BOCA RATON – All the stars of the PGA Tour Champions play in the TimberTech Championship on the Old Course in Broken Sound, but it was the course crew who put in a heroic effort to prepare the course for two laps on Saturday.
After the first round of the second tournament in the Charles Schwab Cup Playoffs was canceled on Friday due to 5.3 centimeters of rain that flooded the Old Course, the entire course crew took up the challenge there and on the two Broken Sound courses next door To make the place playable when the first three-pointers started on Saturday at 7.45 a.m. with the numbers 1 and 10.
Shannon Easter, director of golf maintenance at Broken Sound, couldn’t have been prouder.
“All I can say is that my crew did an amazing job,” said Easter. “We went out with 52 people at 2:30 am. When we finished, we were two holes ahead of the (first players).
They dragged lights around so they could see what they were doing and used seven pumps to move the water from one place to another before finally pumping it into the lake on the 16th green and 17th tee. Easter said that these holes and the adjacent 15th hole, which has water on three sides of the green, had so much water that it appeared to have seven inches of rain.
Other crew members repaired divots and raked cart paths and coquina areas for the safety of players and fans. The greens had been double-rolled on Saturday morning, and while they may not have been as fast as tour officials would have liked, Easter said they were rolling at 12 on the stimpmeter.
Flooded bunkers were handled properly. After it finally stopped raining on Friday, the site staff fetched the standing water from the bunkers before it started. When Easter’s team returned early the next morning, a crew was shoving wet sand into the walls of the bunker to dry it. A second crew later raked the sand again.
These efforts were appreciated by the professionals who were able to lift, clean, and place their golf balls on the fairways and around the greens, even when it wasn’t strictly necessary.
“They definitely had to improve in a few places, but it was a lot better than I expected,” said Dicky Pride, who shot a 1-over 73 in group one from No. 1 on Saturday morning and a 72 that evening. “You got a small discount from the tee. Got a couple of mud balls, but not as many as I thought. It was very impressive how well the course was held. The greens were perfect.

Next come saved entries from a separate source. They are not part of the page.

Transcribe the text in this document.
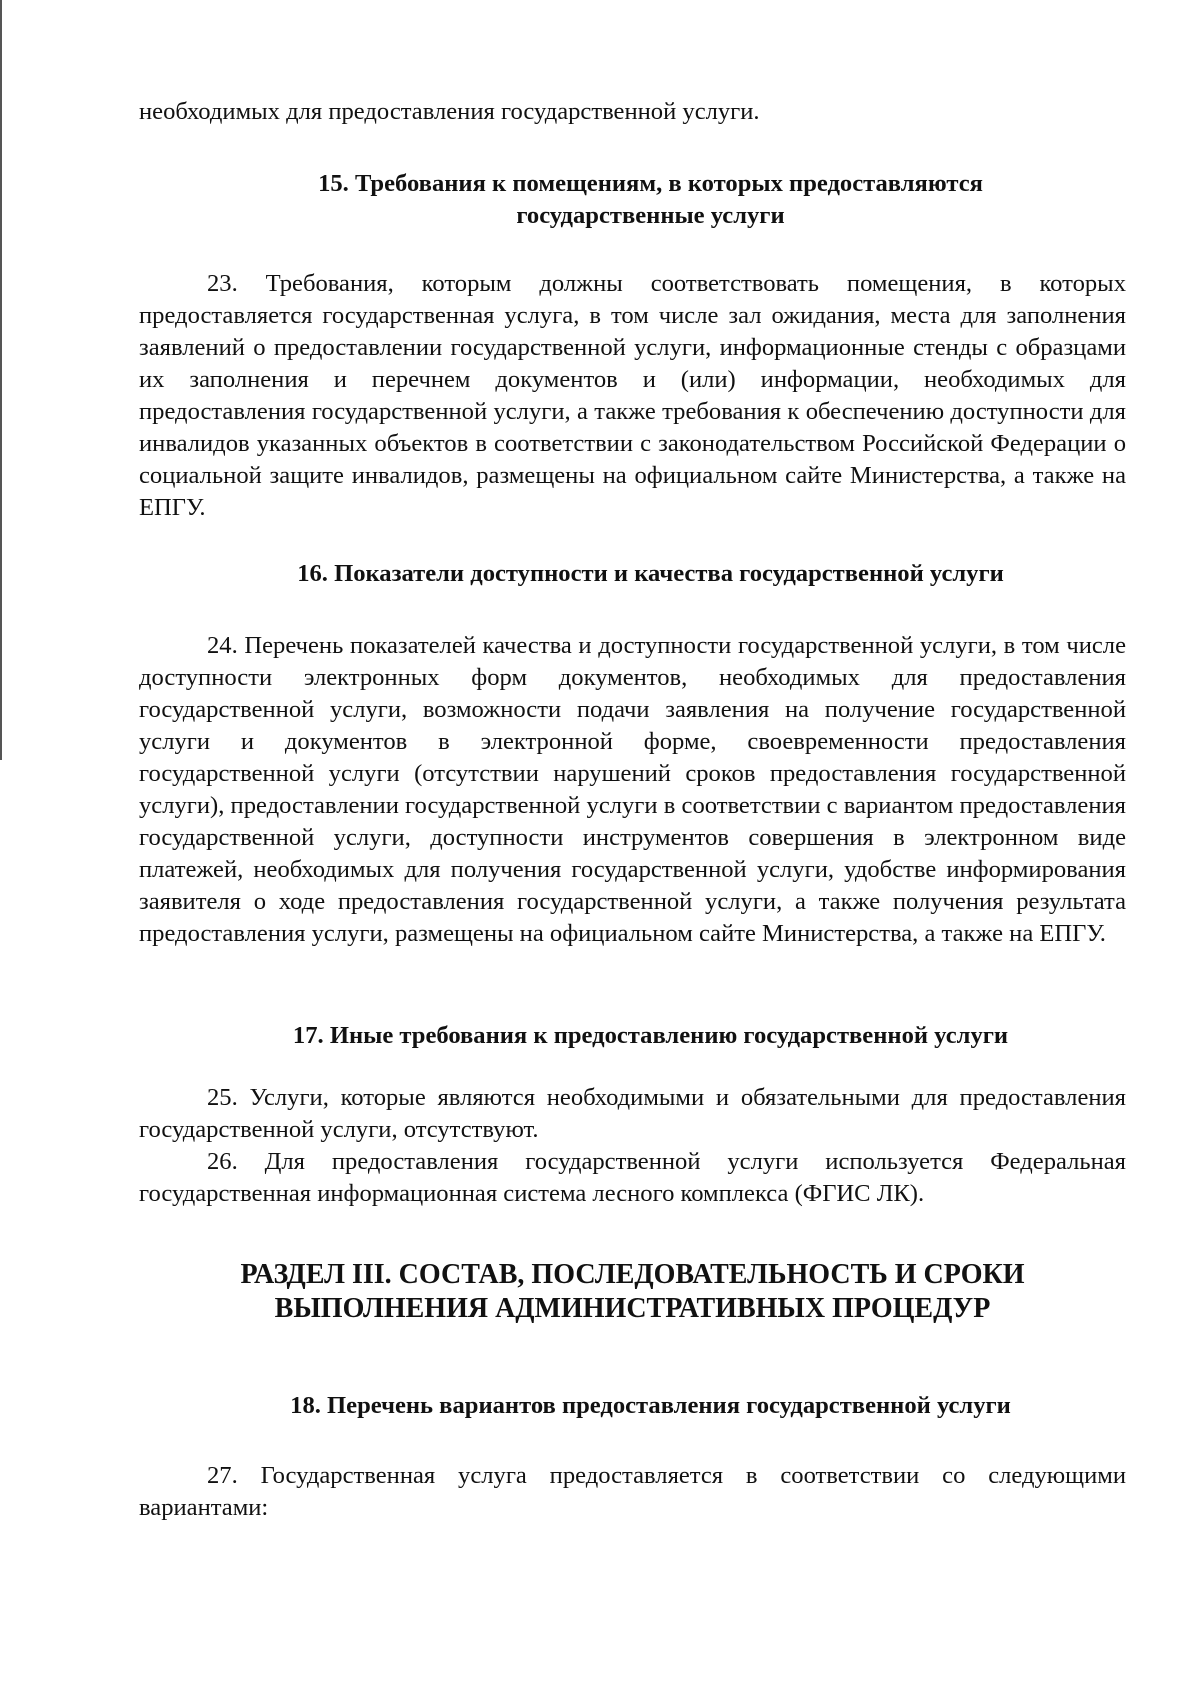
необходимых для предоставления государственной услуги.

15. Требования к помещениям, в которых предоставляются

государственные услуги

23. Требования, которым должны соответствовать помещения, в которых предоставляется государственная услуга, в том числе зал ожидания, места для заполнения заявлений о предоставлении государственной услуги, информационные стенды с образцами их заполнения и перечнем документов и (или) информации, необходимых для предоставления государственной услуги, а также требования к обеспечению доступности для инвалидов указанных объектов в соответствии с законодательством Российской Федерации о социальной защите инвалидов, размещены на официальном сайте Министерства, а также на ЕПГУ.

16. Показатели доступности и качества государственной услуги

24. Перечень показателей качества и доступности государственной услуги, в том числе доступности электронных форм документов, необходимых для предоставления государственной услуги, возможности подачи заявления на получение государственной услуги и документов в электронной форме, своевременности предоставления государственной услуги (отсутствии нарушений сроков предоставления государственной услуги), предоставлении государственной услуги в соответствии с вариантом предоставления государственной услуги, доступности инструментов совершения в электронном виде платежей, необходимых для получения государственной услуги, удобстве информирования заявителя о ходе предоставления государственной услуги, а также получения результата предоставления услуги, размещены на официальном сайте Министерства, а также на ЕПГУ.

17. Иные требования к предоставлению государственной услуги

25. Услуги, которые являются необходимыми и обязательными для предоставления государственной услуги, отсутствуют.

26. Для предоставления государственной услуги используется Федеральная государственная информационная система лесного комплекса (ФГИС ЛК).

РАЗДЕЛ III. СОСТАВ, ПОСЛЕДОВАТЕЛЬНОСТЬ И СРОКИ

ВЫПОЛНЕНИЯ АДМИНИСТРАТИВНЫХ ПРОЦЕДУР

18. Перечень вариантов предоставления государственной услуги

27. Государственная услуга предоставляется в соответствии со следующими вариантами:
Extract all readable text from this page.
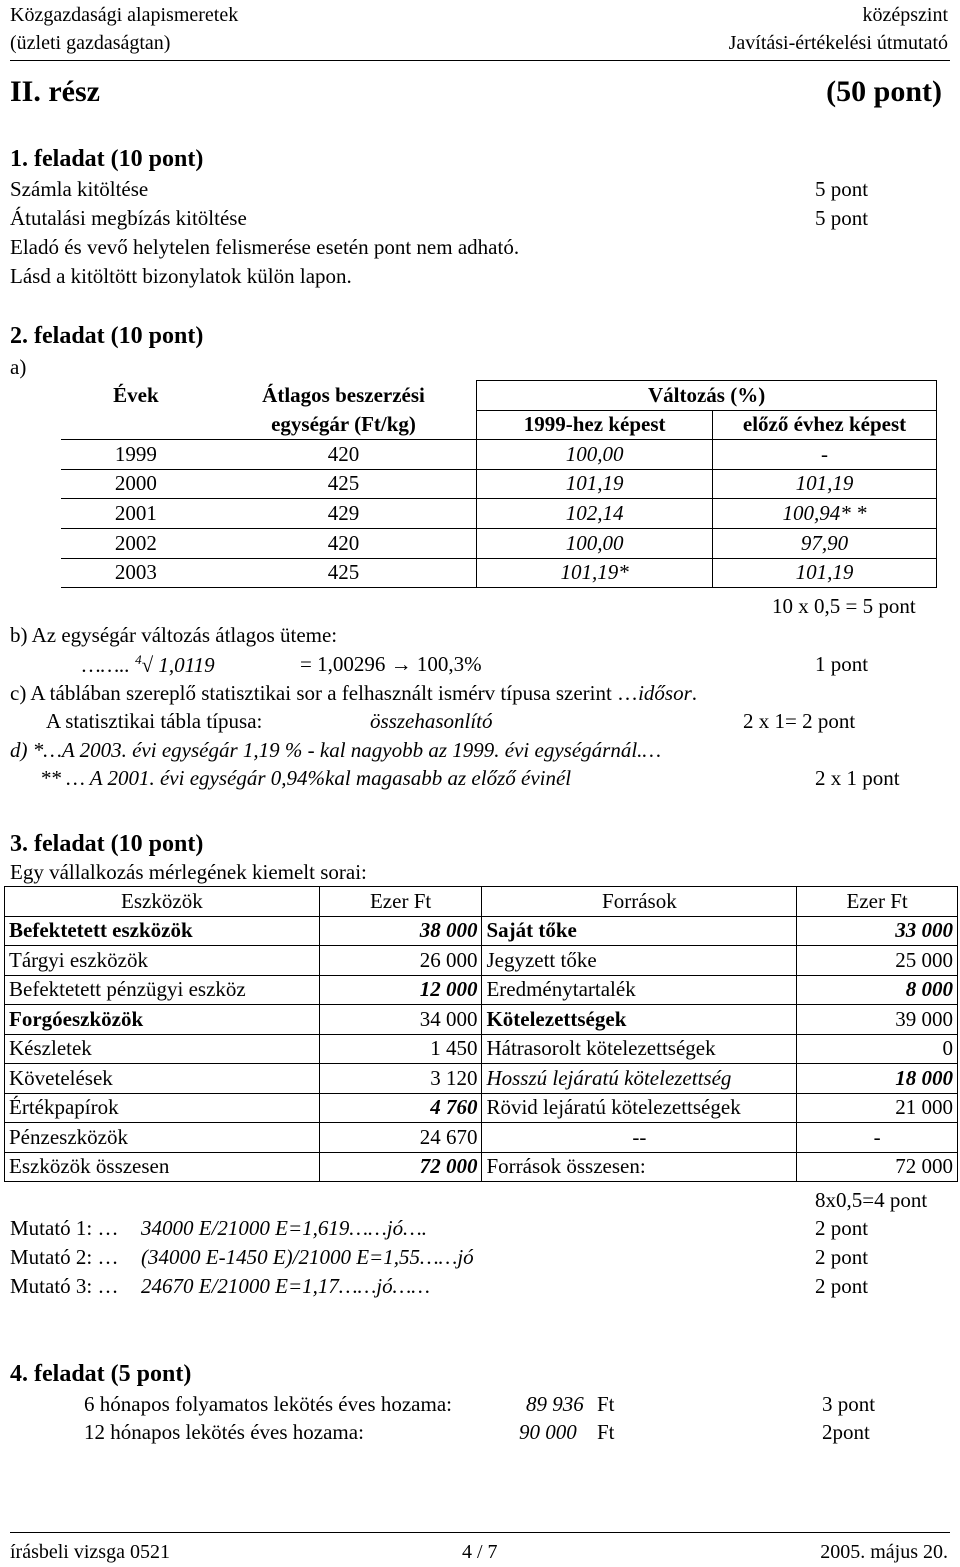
Közgazdasági alapismeretek
(üzleti gazdaságtan)
középszint
Javítási-értékelési útmutató
II. rész	(50 pont)
1. feladat (10 pont)
Számla kitöltése	5 pont
Átutalási megbízás kitöltése	5 pont
Eladó és vevő helytelen felismerése esetén pont nem adható.
Lásd a kitöltött bizonylatok külön lapon.
2. feladat (10 pont)
a)
Évek	Átlagos beszerzési	Változás (%)	
	egységár (Ft/kg)	1999-hez képest	előző évhez képest
1999	420	100,00	-
2000	425	101,19	101,19
2001	429	102,14	100,94* *
2002	420	100,00	97,90
2003	425	101,19*	101,19
10 x 0,5 = 5 pont
b) Az egységár változás átlagos üteme:
…….. $^4$√ 1,0119	= 1,00296 → 100,3%	1 pont
c) A táblában szereplő statisztikai sor a felhasznált ismérv típusa szerint …idősor.
A statisztikai tábla típusa:	összehasonlító	2 x 1= 2 pont
d) *…A 2003. évi egységár 1,19 % - kal nagyobb az 1999. évi egységárnál.…
** … A 2001. évi egységár 0,94%kal magasabb az előző évinél	2 x 1 pont
3. feladat (10 pont)
Egy vállalkozás mérlegének kiemelt sorai:
Eszközök	Ezer Ft	Források	Ezer Ft
Befektetett eszközök	38 000	Saját tőke	33 000
Tárgyi eszközök	26 000	Jegyzett tőke	25 000
Befektetett pénzügyi eszköz	12 000	Eredménytartalék	8 000
Forgóeszközök	34 000	Kötelezettségek	39 000
Készletek	1 450	Hátrasorolt kötelezettségek	0
Követelések	3 120	Hosszú lejáratú kötelezettség	18 000
Értékpapírok	4 760	Rövid lejáratú kötelezettségek	21 000
Pénzeszközök	24 670	--	-
Eszközök összesen	72 000	Források összesen:	72 000
8x0,5=4 pont
Mutató 1: … 34000 E/21000 E=1,619……jó….	2 pont
Mutató 2: … (34000 E-1450 E)/21000 E=1,55……jó	2 pont
Mutató 3: … 24670 E/21000 E=1,17……jó……	2 pont
4. feladat (5 pont)
6 hónapos folyamatos lekötés éves hozama:	89 936 Ft	3 pont
12 hónapos lekötés éves hozama:	90 000 Ft	2pont
írásbeli vizsga 0521	4 / 7	2005. május 20.
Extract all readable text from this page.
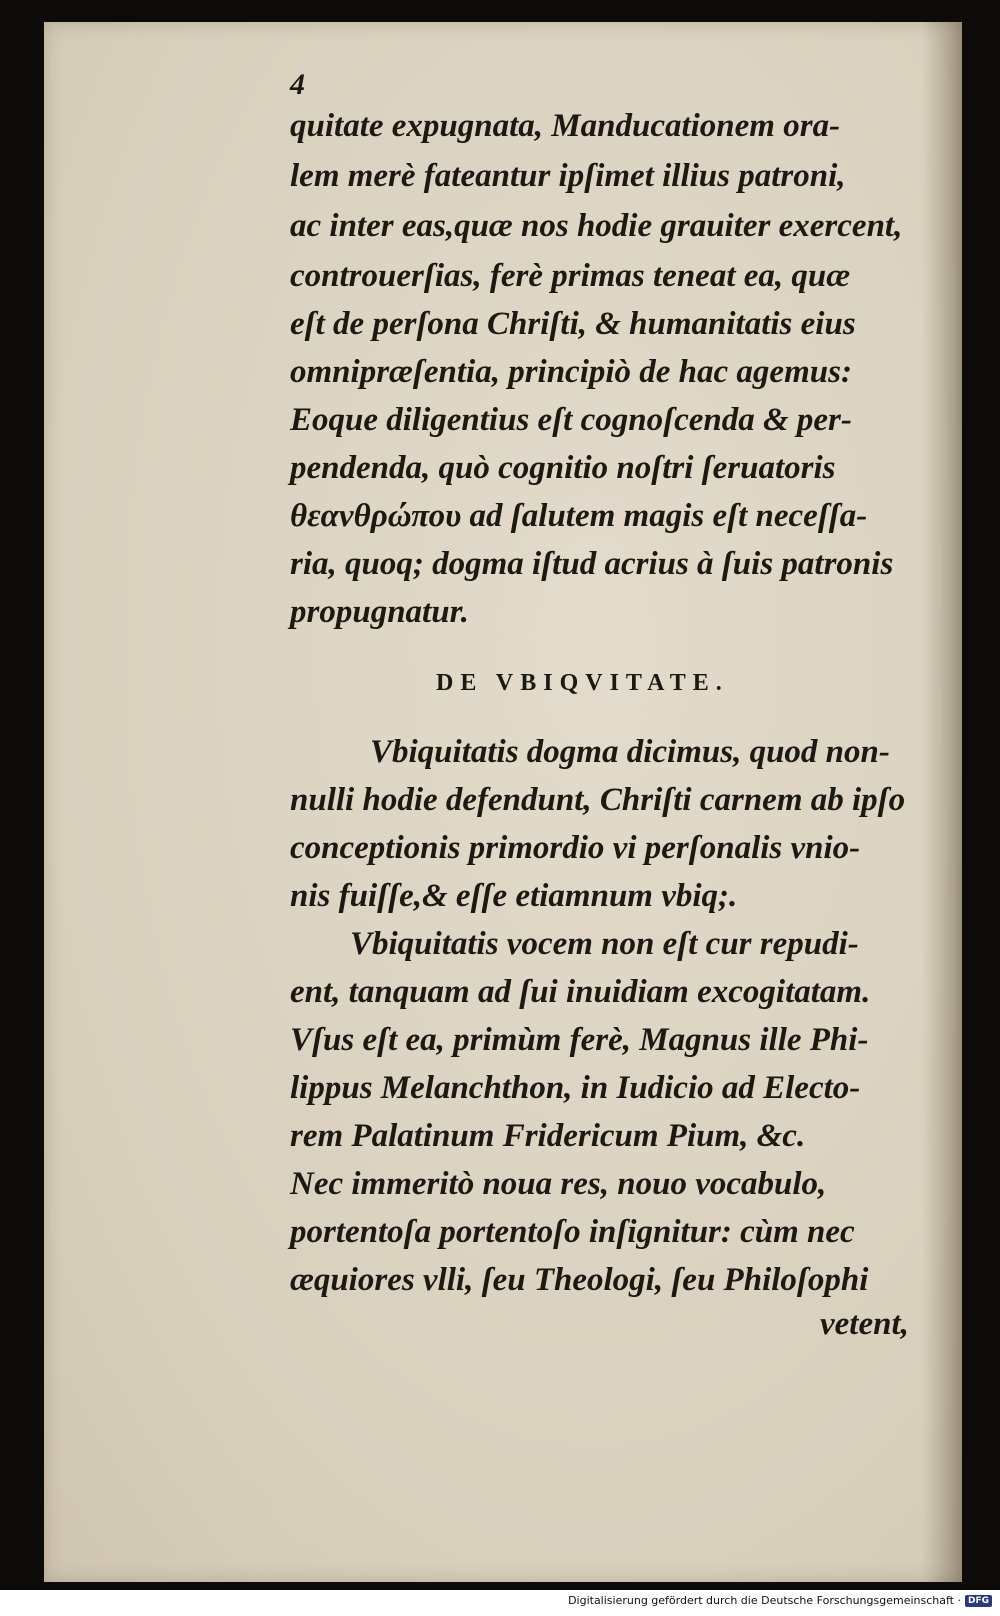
4
quitate expugnata, Manducationem ora-
lem merè fateantur ipſimet illius patroni,
ac inter eas,quæ nos hodie grauiter exercent,
controuerſias, ferè primas teneat ea, quæ
eſt de perſona Chriſti, & humanitatis eius
omnipræſentia, principiò de hac agemus:
Eoque diligentius eſt cognoſcenda & per-
pendenda, quò cognitio noſtri ſeruatoris
θεανθρώπου ad ſalutem magis eſt neceſſa-
ria, quoq; dogma iſtud acrius à ſuis patronis
propugnatur.
DE VBIQVITATE.
Vbiquitatis dogma dicimus, quod non-
nulli hodie defendunt, Chriſti carnem ab ipſo
conceptionis primordio vi perſonalis vnio-
nis fuiſſe,& eſſe etiamnum vbiq;.
Vbiquitatis vocem non eſt cur repudi-
ent, tanquam ad ſui inuidiam excogitatam.
Vſus eſt ea, primùm ferè, Magnus ille Phi-
lippus Melanchthon, in Iudicio ad Electo-
rem Palatinum Fridericum Pium, &c.
Nec immeritò noua res, nouo vocabulo,
portentoſa portentoſo inſignitur: cùm nec
æquiores vlli, ſeu Theologi, ſeu Philoſophi
vetent,
Digitalisierung gefördert durch die Deutsche Forschungsgemeinschaft · DFG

“I know the maintenance team just worked their ass off to get this done because all of the bunkers – and unfortunately I was in several of them – did a great job of getting all of the bunkers ready. That costs a lot of time and effort. “
Exhausting 36 holes
“You have to take off your hat to the ground crew. They did a wonderful job keeping the golf course in good shape, ”said Ken Duke of Stuart, who finished 7th in ninth place on the rounds of 69 and 68.
That he was in good shape to play 36 holes was the highlight of his day.
“It was very difficult. It’s just a long day,” said Duke, 52. “A day like today with the wind, it’s all about survival.
“It’s not really about getting through the day, but about tomorrow, if you are still tired from today. Hopefully we can come out tomorrow and give each other a chance. “
Ernie Els, who finished fourth at age 11, said the last time he played 36 holes in a day at Richmond last season, but players could drive in golf carts. Since this is a playoff event, no carts are allowed.
“I can feel it,” said Els, who played with Jim Furyk, the under 14 co-leader, and two-time TimberTech champion Bernhard Langer, 64, who had four birdies on his last nine holes to make a draw for 15th at 5 under.
“I did a lot of birdies, but too many bogeys,” said Langer, who had a total of 11 birdies, four bogeys and one double bogey. “It was fun to watch the other two.”
The defense was dormant
Defending champion Darren Clarke of Ireland had a tough first round, shooting a 6-over 42 on the top nine on the way to a 7-over 79. This included a quadruple bogey 7 on the eighth hole after hitting his tee shot in the water, his next shot into a bunker, and two shots to get out of the bunker.
He shot 74 in the afternoon and is penultimate in the 47-man field, a stroke better than Tom Byrum, who had laps of 75 and 79. These two tee off first in the last round on Sunday at 9:05 a.m.